Superare il problema dello sbarramento dell’accesso al credito conseguente all’inserimento nelle “black list” con l’inevitabile fallimento. E’ il destino, spesso segnato, delle imprese confiscate alla mafia che finalmente, in Sicilia, con la norma inserita nella manovra quater approvata, potranno avere un orizzonte di rilancio economico, con un fondo da quattro milioni di euro con prestiti a tasso zero erogato attraverso l’Irfis. Lo prevede l’articolo 16, presentato oggi dal presidente della commissione regionale Antimafia, Antonello Cracolici, insieme alle deputate della commissione Bernadette Grasso e Jose Marano. L’obiettivo dichiarato è “impedire il fallimento delle aziende che avviene con percentuali anche del 98% – ha detto Cracolici – ma soprattutto dare senso al tema del riutilizzo sociale dei beni confiscati, che non sembra essere una priorità dello Stato. Ora invece, la nostra Regione, che ha il più alto numero di beni e imprese sottratte alla mafia, potrà creare delle storie di successo da emulare in altri territori”. La norma, inoltre, prevede un sostegno a fondo perduto di 10mila euro per le attività iniziali nel settore dell’agricoltura sociale e che lavorano sui terreni confiscati.
Piani asseverati
Gli interventi agevolativi sono finalizzati al risanamento e al rilancio delle imprese, sulla base di piani asseverati, nell’ambito dei processi autorizzativi da parte delle autorità giudiziarie e dell’Agenzia nazionale per l’amministrazione e la destinazione dei beni sequestrati e confiscati alla criminalità organizzata (Anbsc).

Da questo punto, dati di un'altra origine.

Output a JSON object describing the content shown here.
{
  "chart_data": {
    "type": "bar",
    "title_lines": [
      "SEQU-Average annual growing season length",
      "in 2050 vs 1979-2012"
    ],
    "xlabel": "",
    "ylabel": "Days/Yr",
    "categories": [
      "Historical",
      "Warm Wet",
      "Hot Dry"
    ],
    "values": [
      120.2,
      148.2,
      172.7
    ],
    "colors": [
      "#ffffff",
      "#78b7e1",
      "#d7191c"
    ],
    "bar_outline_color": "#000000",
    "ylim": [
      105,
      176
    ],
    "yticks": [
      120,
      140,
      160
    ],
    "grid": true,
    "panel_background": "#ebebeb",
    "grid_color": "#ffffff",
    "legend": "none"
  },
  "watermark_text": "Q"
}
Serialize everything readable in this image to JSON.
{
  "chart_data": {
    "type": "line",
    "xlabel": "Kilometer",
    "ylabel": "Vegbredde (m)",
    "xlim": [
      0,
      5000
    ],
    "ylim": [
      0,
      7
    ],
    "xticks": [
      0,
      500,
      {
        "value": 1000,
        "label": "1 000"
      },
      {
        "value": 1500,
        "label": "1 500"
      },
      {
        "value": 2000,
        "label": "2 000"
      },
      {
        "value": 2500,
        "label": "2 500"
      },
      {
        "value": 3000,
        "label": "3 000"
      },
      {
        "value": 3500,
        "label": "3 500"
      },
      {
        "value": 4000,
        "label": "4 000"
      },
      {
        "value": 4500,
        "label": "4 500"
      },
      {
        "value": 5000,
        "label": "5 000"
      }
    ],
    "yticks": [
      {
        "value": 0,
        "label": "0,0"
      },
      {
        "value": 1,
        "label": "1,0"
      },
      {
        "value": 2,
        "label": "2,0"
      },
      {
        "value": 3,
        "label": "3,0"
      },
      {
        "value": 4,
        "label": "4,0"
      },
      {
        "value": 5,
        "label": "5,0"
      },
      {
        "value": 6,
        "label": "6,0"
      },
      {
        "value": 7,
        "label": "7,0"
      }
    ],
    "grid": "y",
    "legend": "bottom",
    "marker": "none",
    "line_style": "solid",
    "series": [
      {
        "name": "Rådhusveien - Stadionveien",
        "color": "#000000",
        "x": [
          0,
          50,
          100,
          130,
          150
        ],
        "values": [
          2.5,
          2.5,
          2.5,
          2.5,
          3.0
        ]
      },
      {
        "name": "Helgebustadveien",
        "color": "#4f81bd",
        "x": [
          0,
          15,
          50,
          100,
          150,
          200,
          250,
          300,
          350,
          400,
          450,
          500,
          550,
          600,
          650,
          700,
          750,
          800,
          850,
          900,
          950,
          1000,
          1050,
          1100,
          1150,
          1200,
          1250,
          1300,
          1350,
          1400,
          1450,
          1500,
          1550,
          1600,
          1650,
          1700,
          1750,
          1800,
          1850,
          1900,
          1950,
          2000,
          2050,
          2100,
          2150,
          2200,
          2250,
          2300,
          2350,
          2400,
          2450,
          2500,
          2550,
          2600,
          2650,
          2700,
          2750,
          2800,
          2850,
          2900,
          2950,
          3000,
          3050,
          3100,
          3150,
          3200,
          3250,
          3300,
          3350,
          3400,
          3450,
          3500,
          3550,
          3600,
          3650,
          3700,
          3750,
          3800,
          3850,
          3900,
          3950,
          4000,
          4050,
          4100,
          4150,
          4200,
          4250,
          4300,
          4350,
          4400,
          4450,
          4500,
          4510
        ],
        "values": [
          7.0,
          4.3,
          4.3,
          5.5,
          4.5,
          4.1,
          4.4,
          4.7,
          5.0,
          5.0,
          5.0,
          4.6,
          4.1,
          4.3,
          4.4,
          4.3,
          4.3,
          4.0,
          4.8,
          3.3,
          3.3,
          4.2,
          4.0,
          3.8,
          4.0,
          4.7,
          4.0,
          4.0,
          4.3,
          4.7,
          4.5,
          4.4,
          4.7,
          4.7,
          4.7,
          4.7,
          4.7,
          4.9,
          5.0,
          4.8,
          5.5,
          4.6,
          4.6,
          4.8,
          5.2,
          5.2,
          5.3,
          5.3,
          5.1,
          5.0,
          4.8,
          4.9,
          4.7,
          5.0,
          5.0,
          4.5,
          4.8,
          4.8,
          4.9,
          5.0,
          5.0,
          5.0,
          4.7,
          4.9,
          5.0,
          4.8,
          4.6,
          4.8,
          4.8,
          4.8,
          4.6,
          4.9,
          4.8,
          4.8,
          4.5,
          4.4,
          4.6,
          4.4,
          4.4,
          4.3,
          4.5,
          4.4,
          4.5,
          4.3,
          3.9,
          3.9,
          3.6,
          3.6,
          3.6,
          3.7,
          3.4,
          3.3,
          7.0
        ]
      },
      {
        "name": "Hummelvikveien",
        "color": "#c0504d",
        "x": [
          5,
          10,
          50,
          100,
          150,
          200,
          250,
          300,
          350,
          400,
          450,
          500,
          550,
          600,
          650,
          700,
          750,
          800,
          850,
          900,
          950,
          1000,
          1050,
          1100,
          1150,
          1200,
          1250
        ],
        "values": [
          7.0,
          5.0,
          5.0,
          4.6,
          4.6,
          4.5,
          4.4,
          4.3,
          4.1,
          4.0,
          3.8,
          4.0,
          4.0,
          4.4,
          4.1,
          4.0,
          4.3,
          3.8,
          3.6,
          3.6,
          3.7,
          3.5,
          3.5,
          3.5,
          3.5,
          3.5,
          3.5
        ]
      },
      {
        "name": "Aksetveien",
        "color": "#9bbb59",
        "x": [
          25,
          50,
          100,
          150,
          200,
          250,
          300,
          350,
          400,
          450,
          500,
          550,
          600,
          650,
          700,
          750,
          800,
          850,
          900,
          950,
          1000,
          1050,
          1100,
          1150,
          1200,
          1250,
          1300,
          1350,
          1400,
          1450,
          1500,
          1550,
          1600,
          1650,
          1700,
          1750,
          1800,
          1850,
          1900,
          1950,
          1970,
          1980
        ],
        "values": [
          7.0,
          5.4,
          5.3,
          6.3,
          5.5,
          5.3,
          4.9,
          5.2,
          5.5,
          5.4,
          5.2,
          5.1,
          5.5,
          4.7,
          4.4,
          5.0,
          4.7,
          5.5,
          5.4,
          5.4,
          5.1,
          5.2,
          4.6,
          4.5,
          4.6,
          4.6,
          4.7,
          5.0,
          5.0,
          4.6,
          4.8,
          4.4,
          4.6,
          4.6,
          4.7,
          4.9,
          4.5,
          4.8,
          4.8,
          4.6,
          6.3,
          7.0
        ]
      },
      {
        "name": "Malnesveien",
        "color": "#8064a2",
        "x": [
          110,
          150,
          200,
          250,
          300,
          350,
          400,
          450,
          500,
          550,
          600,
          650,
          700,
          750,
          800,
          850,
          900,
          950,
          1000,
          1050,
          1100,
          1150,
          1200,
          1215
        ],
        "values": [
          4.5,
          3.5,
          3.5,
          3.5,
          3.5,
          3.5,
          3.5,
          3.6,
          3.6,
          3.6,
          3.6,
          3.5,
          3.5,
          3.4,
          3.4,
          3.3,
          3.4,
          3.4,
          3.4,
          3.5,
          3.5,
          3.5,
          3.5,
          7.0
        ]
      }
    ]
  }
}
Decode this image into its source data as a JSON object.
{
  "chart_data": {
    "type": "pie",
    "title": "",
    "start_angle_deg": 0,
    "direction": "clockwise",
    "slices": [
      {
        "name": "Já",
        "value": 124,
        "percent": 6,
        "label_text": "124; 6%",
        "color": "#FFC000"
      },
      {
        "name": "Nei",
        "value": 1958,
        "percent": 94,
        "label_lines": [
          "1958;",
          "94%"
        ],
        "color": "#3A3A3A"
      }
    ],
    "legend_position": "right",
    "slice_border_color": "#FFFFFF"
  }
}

Un impegno serio per le imprese confiscate
“La Regione non guarda la partita delle imprese confiscate dagli spalti – ha aggiunto Cracolici –. Ma si impegna concretamente per risolvere i problemi che nel corso degli anni si sono manifestati. Nella gestione delle aziende e dei beni confiscati non possono esserci opacità, perché lì si gioca la credibilità dello Stato. Per questo auspico una rivisitazione del modello dell’Agenzia nazionale. E bisogna farlo, rafforzando il ruolo della Regione. Questo spezzettamento delle competenze soffoca di burocrazia anche le realtà produttive”.